And, he’s not afraid to be as blunt with IDers as Richard Dawkins:
In fact, he said, evolution “is more consistent with belief in a personal god than intelligent design. If God has designed organisms, he has a lot to account for.”Ayala also offers his take on the “teach the controversy,” or similar statements, espoused by many evolution doubters from President Bush on down, as well as evolution denialists:
Consider, he said, that at least 20 percent of pregnancies are known to end in spontaneous abortion. If that results from divinely inspired anatomy, Dr. Ayala said, “God is the greatest abortionist of them all.”
Or consider, he said, the “sadism” in parasites that live by devouring their hosts, or the mating habits of insects like female midges, tiny flies that fertilize their eggs by consuming their mates’ genitals, along with all their other parts.
For the midges, Dr. Ayala said, “it makes evolutionary sense. If you are a male and you have mated, the best thing you can do for your genes is to be eaten.” But if God or some other intelligent agent made things this way on purpose, he said, “then he is a sadist, he certainly does odd things and he is a lousy engineer.”
That is also the message of his latest book, “Darwin’s Gift to Science and Religion.”
He dismisses the argument that it is only fair to teach both sides of the evolution/creationism controversy. “We don’t teach alchemy along with chemistry,” he said. “We don’t teach witchcraft along with medicine.
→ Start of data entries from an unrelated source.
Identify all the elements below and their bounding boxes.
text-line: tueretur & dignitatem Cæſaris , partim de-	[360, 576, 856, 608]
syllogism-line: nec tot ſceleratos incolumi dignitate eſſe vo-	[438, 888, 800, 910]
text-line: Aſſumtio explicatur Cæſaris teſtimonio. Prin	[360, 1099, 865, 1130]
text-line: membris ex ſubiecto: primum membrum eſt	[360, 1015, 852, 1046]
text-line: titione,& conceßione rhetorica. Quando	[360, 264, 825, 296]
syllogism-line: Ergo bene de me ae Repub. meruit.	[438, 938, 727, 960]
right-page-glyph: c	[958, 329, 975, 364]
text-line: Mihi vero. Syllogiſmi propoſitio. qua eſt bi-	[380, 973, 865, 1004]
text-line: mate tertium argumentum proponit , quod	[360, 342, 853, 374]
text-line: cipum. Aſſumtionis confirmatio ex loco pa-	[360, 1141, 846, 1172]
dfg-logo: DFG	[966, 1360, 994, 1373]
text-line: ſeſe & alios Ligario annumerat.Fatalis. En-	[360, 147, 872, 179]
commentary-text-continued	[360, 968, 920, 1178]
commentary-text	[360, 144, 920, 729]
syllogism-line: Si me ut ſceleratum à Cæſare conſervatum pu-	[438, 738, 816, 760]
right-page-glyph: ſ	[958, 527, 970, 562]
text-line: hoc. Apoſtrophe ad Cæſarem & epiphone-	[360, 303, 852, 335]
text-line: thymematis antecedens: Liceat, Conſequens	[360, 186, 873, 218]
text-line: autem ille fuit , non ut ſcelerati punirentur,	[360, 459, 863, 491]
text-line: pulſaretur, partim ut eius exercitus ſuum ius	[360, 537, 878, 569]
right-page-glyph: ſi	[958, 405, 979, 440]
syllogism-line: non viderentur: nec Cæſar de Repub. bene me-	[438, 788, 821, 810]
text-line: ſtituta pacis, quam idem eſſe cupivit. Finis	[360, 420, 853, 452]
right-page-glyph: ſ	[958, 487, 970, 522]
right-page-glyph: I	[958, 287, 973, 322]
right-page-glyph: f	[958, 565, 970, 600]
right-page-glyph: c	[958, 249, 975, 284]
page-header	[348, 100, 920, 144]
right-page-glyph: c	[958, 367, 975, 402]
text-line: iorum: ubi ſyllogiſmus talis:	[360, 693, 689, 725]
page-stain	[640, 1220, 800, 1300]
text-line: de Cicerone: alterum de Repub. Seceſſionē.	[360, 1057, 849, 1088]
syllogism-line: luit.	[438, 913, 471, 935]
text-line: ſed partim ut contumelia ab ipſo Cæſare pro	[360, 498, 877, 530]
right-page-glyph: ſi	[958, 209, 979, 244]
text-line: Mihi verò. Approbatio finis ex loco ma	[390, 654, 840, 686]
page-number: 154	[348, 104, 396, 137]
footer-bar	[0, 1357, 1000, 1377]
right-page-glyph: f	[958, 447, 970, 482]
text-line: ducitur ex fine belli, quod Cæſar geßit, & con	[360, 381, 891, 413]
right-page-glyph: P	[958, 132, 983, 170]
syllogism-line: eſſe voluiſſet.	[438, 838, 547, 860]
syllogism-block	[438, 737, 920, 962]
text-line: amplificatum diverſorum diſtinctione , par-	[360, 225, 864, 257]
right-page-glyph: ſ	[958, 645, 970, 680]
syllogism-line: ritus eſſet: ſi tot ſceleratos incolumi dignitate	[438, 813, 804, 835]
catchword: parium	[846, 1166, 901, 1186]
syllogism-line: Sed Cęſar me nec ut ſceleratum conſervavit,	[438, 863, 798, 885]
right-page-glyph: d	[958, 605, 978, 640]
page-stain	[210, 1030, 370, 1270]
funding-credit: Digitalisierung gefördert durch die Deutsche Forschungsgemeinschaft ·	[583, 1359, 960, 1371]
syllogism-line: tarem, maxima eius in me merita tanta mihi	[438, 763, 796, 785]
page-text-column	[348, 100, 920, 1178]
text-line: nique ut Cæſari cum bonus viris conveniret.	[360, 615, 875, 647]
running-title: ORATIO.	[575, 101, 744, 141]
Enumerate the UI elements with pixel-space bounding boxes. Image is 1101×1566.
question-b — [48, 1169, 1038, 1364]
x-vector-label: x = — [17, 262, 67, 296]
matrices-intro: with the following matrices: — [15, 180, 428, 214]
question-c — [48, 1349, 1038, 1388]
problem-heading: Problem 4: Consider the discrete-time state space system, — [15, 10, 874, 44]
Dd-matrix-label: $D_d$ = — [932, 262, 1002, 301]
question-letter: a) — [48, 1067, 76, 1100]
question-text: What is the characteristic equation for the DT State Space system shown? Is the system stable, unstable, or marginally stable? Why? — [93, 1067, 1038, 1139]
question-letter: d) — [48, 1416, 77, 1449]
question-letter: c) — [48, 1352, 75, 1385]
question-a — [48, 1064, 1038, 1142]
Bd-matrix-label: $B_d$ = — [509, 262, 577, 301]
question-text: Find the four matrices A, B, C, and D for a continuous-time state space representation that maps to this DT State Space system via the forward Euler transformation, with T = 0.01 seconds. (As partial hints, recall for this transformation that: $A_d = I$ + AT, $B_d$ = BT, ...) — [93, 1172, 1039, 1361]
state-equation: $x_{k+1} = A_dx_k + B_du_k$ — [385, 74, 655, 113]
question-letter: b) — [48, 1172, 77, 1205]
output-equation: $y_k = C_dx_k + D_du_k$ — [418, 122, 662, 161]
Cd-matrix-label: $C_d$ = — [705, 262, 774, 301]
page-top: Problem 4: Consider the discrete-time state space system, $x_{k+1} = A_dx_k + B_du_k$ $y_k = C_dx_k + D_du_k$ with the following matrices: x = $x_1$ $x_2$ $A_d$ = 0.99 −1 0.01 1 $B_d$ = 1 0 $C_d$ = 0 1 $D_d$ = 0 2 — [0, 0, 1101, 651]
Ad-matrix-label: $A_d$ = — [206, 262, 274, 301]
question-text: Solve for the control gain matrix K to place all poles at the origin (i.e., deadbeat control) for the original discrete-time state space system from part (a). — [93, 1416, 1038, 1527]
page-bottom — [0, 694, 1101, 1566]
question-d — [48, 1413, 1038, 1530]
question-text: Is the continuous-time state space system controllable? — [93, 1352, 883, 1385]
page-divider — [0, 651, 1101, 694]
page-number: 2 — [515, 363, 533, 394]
We don’t teach astrology with astronomy.”Ayala’s work on behalf of evolutionary biology is greatly appreciated.
But, his comments also underscore part of why I became an atheist.
If you accept the idea that God, in the Western monotheistic version, cannot be “all,” how much of a “less than all” do you accept and still find worthy of the label “God,” as far as powers or skills of design?
Or, second question – how much below “less than all” do you get until you recognize that your “God” is nothing but a “god of the gaps” and that these gaps have been being closed by both science and philosophy for 300 years or more?
Or transferring this issue beyond what philosophers call “natural evil” to “moral evil,” how much “inhumanity” (the older Mark Twain would say it’s quite human) do you accept as the production, whether active or passive, of a “morally less than all” divinity before junking the idea entirely?
And, that said, at the end of the NYT story, Ayala himself refuses to discuss whether he is still a religious believer or not.